Valeant looks to sell billions in assets to cut debt, stock soars

(Reuters) - Valeant Pharmaceuticals International Inc VRX.NVRX.TO will sell billions of dollars of non-core assets and could accept offers for its main businesses, its chief executive said on Tuesday, as the drugmaker worked to restore investor trust after a year of bad news.

A sign for the headquarters of Valeant Pharmaceuticals International Inc is seen in Laval, Quebec June 14, 2016. REUTERS/Christinne Muschi - RTX2G72E

Valeant’s U.S. shares rose more than 25 percent, touching a two-month high, after the company outlined its reorganization and sell-off plan, and also confirmed full-year forecasts. Even so, the stock is down nearly 90 percent from a year ago.

Last fall, political concerns about Valeant’s sharp drug price increases and investor scrutiny of its dealings with pharmacy Philidor RX dragged down Valeant’s shares. Congress and several U.S. government agencies also opened investigations and the company restated earnings earlier this year.

Since then, its largest investor and board member, activist Bill Ackman, has been leading a drive to try to stabilize the company. New Chief Executive Joe Papa joined in May, replacing longtime CEO Mike Pearson.

Papa announced a few small sales on Tuesday, and said Valeant was eyeing $8 billion worth of sales for non-core assets. He added in an interview that he may go further, after receiving unsolicited interest in core businesses as well.

Valeant’s Bausch & Lomb eyecare, dermatology, Salix gastrointestinal and consumer over-the-counter businesses are core, Papa said. He would not say if Valeant received interest in Bausch.

“We have to think about any alternative in front of us as we look to improve shareholder value,” Papa said in the interview. “We’re going to take anything that we get, from an offer or unsolicited bid, very seriously.”

The Laval, Quebec-based company still has $30.77 billion in long-term debt, a legacy of Pearson’s strategy of expanding through serial mergers and acquisitions.
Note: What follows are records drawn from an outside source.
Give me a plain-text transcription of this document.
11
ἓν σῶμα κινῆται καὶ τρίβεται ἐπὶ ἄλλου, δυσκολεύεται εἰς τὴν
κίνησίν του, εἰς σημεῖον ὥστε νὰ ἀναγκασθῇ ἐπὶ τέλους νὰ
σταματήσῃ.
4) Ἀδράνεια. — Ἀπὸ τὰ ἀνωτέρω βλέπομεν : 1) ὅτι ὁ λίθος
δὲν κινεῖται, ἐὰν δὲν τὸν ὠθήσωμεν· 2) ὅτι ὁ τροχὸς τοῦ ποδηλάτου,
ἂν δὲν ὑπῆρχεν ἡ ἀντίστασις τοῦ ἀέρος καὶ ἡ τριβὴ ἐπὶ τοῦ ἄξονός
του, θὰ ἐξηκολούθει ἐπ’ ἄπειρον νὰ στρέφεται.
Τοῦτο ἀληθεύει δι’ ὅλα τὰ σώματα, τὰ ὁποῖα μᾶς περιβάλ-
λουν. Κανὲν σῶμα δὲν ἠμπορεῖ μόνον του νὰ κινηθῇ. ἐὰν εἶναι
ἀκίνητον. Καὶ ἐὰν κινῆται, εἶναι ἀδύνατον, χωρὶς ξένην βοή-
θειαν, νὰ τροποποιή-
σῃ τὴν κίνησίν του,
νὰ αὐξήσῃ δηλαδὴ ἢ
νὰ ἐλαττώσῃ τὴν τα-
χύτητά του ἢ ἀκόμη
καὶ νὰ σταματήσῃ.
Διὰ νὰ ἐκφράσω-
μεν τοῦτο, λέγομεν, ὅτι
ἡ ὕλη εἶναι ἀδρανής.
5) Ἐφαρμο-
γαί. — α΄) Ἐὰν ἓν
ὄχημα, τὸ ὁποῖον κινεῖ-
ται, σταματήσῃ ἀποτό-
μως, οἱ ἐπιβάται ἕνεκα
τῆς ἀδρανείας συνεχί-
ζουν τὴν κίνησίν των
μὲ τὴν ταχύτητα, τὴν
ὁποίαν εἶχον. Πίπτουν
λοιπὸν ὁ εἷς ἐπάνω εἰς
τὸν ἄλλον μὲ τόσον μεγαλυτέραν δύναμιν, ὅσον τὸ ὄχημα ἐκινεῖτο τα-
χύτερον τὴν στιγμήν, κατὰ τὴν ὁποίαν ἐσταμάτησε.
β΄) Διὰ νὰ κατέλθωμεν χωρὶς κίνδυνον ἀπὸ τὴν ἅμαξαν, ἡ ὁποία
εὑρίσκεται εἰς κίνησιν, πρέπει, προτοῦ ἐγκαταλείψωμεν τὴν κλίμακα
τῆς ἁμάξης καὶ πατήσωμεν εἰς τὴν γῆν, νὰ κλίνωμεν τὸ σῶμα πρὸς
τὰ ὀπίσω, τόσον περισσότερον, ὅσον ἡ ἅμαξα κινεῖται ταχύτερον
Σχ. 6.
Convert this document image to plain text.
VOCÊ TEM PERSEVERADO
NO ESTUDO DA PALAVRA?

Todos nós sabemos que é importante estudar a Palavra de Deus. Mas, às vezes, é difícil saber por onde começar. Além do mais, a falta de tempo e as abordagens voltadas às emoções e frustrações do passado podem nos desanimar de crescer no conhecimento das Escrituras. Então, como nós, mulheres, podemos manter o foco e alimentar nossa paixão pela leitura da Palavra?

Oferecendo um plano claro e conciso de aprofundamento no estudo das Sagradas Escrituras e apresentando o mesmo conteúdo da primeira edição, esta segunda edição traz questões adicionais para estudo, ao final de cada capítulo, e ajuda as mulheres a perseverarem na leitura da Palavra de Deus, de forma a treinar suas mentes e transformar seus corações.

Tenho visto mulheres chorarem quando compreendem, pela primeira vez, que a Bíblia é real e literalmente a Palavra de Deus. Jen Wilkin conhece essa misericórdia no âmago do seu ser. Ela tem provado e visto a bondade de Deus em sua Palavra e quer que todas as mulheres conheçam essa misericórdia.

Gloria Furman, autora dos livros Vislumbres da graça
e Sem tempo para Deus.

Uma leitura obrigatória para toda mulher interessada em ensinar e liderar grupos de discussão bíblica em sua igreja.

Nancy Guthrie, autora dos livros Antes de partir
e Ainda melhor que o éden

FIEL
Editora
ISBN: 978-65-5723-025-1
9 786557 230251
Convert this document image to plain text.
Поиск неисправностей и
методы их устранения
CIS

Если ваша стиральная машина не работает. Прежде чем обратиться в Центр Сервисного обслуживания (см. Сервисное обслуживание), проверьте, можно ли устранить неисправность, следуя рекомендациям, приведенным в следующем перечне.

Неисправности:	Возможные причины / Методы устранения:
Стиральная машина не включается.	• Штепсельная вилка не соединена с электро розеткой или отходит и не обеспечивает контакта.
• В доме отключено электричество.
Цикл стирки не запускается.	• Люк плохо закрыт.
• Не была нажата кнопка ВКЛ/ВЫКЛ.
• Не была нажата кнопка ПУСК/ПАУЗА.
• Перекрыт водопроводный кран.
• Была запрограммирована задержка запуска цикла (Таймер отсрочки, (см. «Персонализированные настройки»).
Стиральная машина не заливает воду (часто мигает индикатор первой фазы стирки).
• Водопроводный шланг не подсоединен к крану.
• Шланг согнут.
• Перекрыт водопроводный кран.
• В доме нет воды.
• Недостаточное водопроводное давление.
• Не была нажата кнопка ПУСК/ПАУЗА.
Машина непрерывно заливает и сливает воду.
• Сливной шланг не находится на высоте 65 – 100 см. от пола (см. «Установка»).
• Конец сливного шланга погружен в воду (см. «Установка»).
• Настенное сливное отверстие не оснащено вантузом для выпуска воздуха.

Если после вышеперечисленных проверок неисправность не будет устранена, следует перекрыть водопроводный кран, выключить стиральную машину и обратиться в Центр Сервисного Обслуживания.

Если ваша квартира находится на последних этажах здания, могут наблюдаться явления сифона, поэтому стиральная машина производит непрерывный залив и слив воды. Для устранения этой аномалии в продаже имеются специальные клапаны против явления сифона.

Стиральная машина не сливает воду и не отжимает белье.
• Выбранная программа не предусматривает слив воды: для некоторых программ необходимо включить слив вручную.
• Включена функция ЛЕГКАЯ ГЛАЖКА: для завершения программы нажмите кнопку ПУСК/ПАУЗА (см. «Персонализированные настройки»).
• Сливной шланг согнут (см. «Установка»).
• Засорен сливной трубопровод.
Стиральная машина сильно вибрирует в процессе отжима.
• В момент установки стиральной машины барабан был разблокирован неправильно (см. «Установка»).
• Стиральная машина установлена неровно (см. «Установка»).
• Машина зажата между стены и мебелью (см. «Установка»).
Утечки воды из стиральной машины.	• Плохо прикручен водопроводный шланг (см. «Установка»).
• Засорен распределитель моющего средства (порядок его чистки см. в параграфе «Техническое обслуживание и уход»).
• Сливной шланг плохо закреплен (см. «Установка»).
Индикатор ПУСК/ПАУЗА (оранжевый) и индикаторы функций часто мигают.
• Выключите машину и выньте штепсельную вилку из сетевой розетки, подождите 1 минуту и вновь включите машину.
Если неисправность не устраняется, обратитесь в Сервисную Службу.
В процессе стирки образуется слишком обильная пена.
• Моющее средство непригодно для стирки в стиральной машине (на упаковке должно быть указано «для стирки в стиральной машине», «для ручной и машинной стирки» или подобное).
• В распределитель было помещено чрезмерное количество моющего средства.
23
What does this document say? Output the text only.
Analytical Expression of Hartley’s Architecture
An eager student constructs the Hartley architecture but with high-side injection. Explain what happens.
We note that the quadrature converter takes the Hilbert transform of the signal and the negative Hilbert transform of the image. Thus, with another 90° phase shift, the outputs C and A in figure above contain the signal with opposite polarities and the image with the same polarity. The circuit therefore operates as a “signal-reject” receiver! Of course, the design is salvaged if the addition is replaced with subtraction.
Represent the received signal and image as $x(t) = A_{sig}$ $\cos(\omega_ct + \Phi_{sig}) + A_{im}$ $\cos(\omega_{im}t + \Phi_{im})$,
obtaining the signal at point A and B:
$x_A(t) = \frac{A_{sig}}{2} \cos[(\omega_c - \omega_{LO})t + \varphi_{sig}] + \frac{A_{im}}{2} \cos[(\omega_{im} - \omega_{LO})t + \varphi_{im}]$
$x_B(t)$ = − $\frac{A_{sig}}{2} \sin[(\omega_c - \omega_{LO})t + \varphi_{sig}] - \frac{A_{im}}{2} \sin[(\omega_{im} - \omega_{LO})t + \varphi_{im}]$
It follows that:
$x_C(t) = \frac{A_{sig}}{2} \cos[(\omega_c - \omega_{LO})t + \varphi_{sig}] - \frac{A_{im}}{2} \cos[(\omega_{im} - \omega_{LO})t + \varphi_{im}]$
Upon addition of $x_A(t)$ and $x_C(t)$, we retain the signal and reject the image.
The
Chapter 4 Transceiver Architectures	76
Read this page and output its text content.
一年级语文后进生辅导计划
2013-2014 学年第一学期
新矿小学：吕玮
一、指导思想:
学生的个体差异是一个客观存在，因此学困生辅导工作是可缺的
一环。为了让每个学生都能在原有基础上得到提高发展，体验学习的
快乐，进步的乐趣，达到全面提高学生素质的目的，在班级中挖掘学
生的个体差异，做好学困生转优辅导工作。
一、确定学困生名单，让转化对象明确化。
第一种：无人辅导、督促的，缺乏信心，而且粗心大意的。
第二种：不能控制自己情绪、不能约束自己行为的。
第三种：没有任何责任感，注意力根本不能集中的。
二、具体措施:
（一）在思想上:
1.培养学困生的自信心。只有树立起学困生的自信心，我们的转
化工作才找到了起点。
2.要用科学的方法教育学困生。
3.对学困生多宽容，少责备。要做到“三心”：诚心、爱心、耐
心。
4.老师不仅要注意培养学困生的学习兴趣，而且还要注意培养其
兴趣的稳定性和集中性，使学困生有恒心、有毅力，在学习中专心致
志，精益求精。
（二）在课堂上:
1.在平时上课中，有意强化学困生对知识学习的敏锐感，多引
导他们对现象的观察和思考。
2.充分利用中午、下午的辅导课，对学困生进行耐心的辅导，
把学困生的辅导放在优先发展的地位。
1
On Tuesday, Valeant reported adjusted second-quarter earnings and revenue that fell short of analyst expectations, but stuck by full-year forecasts.

“I don’t want to suggest for an instant that there (aren’t) challenges, but we like our position for 2016,” Papa said during a during a conference call.

Valeant has previously missed deadlines for filing financial reports due to the sales and earnings restatements, triggering default notices. It has repaid $1.29 billion in debt this year and wants to renegotiate lender agreements to give itself a larger “cushion,” Papa said.

That action on debt lifted shares, according to Oliver Marti, a portfolio manager at Columbus Circle Investors.

“The stock is really driven by cash flow and covenants with the focus on stabilizing the business, and making progress on paying down debt. That is what they showed this quarter,” Marti said.

Valeant said it will break into three business segments around its Bausch & Lomb eyecare business; branded products including gastrointestinal drug Xifaxan and toenail treatment Jublia; and certain products including Obagi skin care treatments. It said its core geographies are the United States and Canada.

Wells Fargo analyst David Maris, a long-time critic, questioned on the call whether the plan was just “new paint on the same old shed.”

Valeant is being investigated by the Securities and Exchange Commission as well as the U.S. Attorney’s offices in Massachusetts and New York. The government is looking at its pricing practices and its patient assistance programs.

Valeant said it still expected full-year revenue of $9.9 billion-$10.1 billion and adjusted earnings of $6.60-$7.00 per share.

Second-quarter revenue fell to $2.42 billion from $2.73 billion a year earlier. Analysts on average had expected revenue of $2.46 billion, according to Thomson Reuters I/B/E/S.

Excluding items, Valeant earned $1.40 per share, missing analysts’ average estimate of $1.48.